Barrier Elimination: Barrier elimination for explicitly parallel constructs has been studied by Hatcher and Quinn[HQ91] and Philippsen and Heinz[Hei95], both in the context of shared memory machines. Given a set of intervals spanned by def-use, use-def and use-use dependences, Hatcher and Quinn use a simple greedy algorithm to deduce the minimum number of barriers needed to implement them. Philippsen and Heinz perform a more fine grained analysis: given a directed acyclic graph with data dependence, control dependence and evaluation ordering edges (for expressions), they perform a topological sort to determine the minimum number of barriers to implement it. In comparison to Hatcher and Quinn, their analysis additionally uses code restructuring to further minimize barriers, as well as minimize the storage required for intermediate results. In contrast to both the above, our work (parts of which have previously appeared in [Pra93,Pra]) is for distributed memory machines, hence barrier minimization is only one part of the problem. We have developed schemes to correctly handle remote data reads and writes and coordinate them with barrier synchronization. In addition, we have proposed schemes to weaken barrier synchronization both for static and dynamic communication patterns.
Fortran 90D/HPF: The Fortran 90D/HPF compiler described in [BCF94] essentially uses pattern matching techniques first suggested by Li and Chen[LC91] to generate communication for each statement of the FORALL construct. Global synchronization is required for each statement in which communication information is hard to extract. In comparison, we find the minimal number of global synchronizations required to implement a group of statements. Moreover, since these global synchronizations are not necessarily placed immediately before or after a statement, some communication computation overlap is achieved.
Dynamic Communication Patterns:
Most work in the area of
dataparallel languages and parallelizing
compilers concentrates on improving performance using compile-time
available information
to partition computation and/or coalesce and eliminate communication
and/or overlap
communication and computation.
When compile time information is unavailable (or
the available information is hard to analyze),
most methods e.g.
Fortran D [HKT92],
Id Nouveau [RP94], Fortran 90D/HPF [BCF94],
Crystal [LC91],
[HQ91], SUPERB [ZBG86].
generate inefficient code. Saltz et al
[SCM90] did pioneering work
in showing that it is possible to efficiently collect and
use run-time information. This is the basis of the inspector-executor
strategy, used for implementing irregular communication patterns.
The inspector executor method eliminates global synchronization
for repetitive dynamic communication patterns, by capturing
information about the participants of the communication
in the first repetition, and using this information in subsequent repetitions.
It does not work for non-repetitive dynamic communication patterns
however. In comparison,
our method for implementing reader unknown communication
patterns eliminates global synchronization in non-repetitive
dynamic communication patterns as well as repetitive patterns.

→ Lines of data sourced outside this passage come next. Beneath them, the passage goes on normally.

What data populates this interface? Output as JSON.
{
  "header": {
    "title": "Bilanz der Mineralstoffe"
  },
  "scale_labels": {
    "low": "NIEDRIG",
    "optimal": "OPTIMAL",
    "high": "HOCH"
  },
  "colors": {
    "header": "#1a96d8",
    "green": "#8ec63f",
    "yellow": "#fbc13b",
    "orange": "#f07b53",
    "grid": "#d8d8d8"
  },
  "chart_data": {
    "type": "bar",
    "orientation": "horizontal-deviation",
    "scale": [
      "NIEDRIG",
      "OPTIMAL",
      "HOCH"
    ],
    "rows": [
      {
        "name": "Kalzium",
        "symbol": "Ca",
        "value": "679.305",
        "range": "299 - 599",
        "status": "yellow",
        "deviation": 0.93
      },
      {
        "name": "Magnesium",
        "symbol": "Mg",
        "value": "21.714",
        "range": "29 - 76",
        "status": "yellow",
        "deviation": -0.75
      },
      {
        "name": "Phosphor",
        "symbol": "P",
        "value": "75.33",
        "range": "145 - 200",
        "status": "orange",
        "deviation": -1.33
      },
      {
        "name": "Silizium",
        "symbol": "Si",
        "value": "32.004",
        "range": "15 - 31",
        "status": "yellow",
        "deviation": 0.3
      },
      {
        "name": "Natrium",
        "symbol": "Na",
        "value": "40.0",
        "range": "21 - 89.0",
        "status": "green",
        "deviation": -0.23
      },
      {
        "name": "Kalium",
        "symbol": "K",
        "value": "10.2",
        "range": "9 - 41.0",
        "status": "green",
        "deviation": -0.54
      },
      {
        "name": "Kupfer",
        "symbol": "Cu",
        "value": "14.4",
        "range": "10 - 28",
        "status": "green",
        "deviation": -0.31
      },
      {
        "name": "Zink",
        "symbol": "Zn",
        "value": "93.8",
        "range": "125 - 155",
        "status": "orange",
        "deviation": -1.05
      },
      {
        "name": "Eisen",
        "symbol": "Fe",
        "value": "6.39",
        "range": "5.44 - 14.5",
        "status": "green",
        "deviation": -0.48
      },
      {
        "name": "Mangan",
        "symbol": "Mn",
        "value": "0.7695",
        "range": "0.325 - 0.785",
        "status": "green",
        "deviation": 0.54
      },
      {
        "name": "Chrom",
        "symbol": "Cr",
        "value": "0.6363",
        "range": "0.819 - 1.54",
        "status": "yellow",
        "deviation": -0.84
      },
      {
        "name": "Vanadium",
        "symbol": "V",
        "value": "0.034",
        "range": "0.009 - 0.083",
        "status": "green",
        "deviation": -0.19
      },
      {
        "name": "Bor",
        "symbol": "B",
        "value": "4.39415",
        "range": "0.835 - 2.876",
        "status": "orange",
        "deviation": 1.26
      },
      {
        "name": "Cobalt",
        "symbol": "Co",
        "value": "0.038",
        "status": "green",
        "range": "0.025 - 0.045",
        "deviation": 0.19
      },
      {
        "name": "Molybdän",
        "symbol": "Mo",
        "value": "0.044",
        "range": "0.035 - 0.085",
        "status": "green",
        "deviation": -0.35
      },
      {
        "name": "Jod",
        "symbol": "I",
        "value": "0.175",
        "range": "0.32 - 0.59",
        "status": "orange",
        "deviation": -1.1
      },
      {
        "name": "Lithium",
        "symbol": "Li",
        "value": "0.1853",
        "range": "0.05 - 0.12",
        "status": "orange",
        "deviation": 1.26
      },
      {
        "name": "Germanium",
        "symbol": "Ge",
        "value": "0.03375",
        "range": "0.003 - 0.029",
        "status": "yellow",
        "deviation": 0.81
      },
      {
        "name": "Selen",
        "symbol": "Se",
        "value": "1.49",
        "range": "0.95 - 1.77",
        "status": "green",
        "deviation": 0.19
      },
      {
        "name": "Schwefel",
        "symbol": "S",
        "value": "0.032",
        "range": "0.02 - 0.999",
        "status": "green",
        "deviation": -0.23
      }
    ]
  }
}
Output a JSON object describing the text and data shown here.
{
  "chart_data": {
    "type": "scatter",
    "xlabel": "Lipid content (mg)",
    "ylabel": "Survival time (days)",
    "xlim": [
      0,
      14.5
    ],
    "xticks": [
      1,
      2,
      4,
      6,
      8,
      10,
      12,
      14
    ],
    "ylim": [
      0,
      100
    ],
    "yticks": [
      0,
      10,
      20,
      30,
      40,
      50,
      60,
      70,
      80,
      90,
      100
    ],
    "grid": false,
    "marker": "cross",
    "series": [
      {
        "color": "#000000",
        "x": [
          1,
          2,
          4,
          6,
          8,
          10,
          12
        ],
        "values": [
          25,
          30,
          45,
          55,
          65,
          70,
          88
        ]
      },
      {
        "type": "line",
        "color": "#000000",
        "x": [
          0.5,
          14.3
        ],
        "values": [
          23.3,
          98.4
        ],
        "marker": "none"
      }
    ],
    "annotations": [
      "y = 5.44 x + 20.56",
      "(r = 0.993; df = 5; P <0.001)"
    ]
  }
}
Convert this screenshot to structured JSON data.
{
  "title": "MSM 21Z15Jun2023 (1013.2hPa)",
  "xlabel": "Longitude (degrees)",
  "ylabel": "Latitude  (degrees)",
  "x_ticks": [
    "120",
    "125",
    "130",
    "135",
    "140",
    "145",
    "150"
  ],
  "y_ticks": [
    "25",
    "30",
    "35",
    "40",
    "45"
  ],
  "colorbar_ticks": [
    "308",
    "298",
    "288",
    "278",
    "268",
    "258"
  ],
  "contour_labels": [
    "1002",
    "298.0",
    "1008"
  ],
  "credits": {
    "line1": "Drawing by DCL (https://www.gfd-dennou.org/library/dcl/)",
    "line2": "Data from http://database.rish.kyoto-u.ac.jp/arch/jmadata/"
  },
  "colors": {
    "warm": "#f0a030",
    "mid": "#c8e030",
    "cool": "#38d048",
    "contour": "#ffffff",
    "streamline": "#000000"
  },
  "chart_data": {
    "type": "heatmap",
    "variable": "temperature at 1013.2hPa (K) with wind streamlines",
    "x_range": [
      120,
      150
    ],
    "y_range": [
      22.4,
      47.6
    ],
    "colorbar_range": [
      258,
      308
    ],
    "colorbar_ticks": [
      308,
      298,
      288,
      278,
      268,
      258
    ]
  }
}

I-structures: One of the key concepts we have used in implementing reader unknown patterns is that of variables which hold read requests until definition. This idea was first explored by Arvind et al[ANP89] in the context of functional languages. They introduced I-structures as a mechanism for allowing parallel operations on large data structures, with the parallelism being dynamically extracted by allowing reads on any element of the data structure only after its definition. I-structures make the language nonfunctional, but allow the programmer to write correct programs without overspecifying their control structure. In this chapter, we have shown that communication implied by parallel assignment statements in data parallel programs can be treated in much the same way i.e. it can be dynamically extracted using write-once variables thus avoiding over-restrictive global synchronizations.
Distributed Simulation: The problem of servicing messages in order of their timestamp is similar to the problem faced in implementing reader unknown communication patterns. The conservative approach[Mis86a] is to guarantee that no message of an earlier timestamp can arrive before proceeding forward. The optimistic approach[Jef85] is to proceed forward after saving the current state, so that if a message with an earlier timestamp does arrive, it can be serviced after rolling back to the saved state. Our approach is similar to the optimistic approach, in that we save the state (in definition variables) and proceed without waiting. Rollback is never required, since the only type of requests that can arrive for definition variables are read requests. We also bound the memory used by state saving, by bounding the looseness of synchronization. Bacon and Strom in [Bac91] propose a method for optimistically parallelizing communicating sequential processes. Their method is a general method for parallelizing two pieces of code S1;S2, by guessing the values of the data needed from S1 by S2, and executing S2 in parallel with S1. Clearly, mechanisms for both state saving and rollback are required (and provided). In comparison, our method is optimized for the context of parallel assignment statements in dataparallel languages, since we do not use rollback.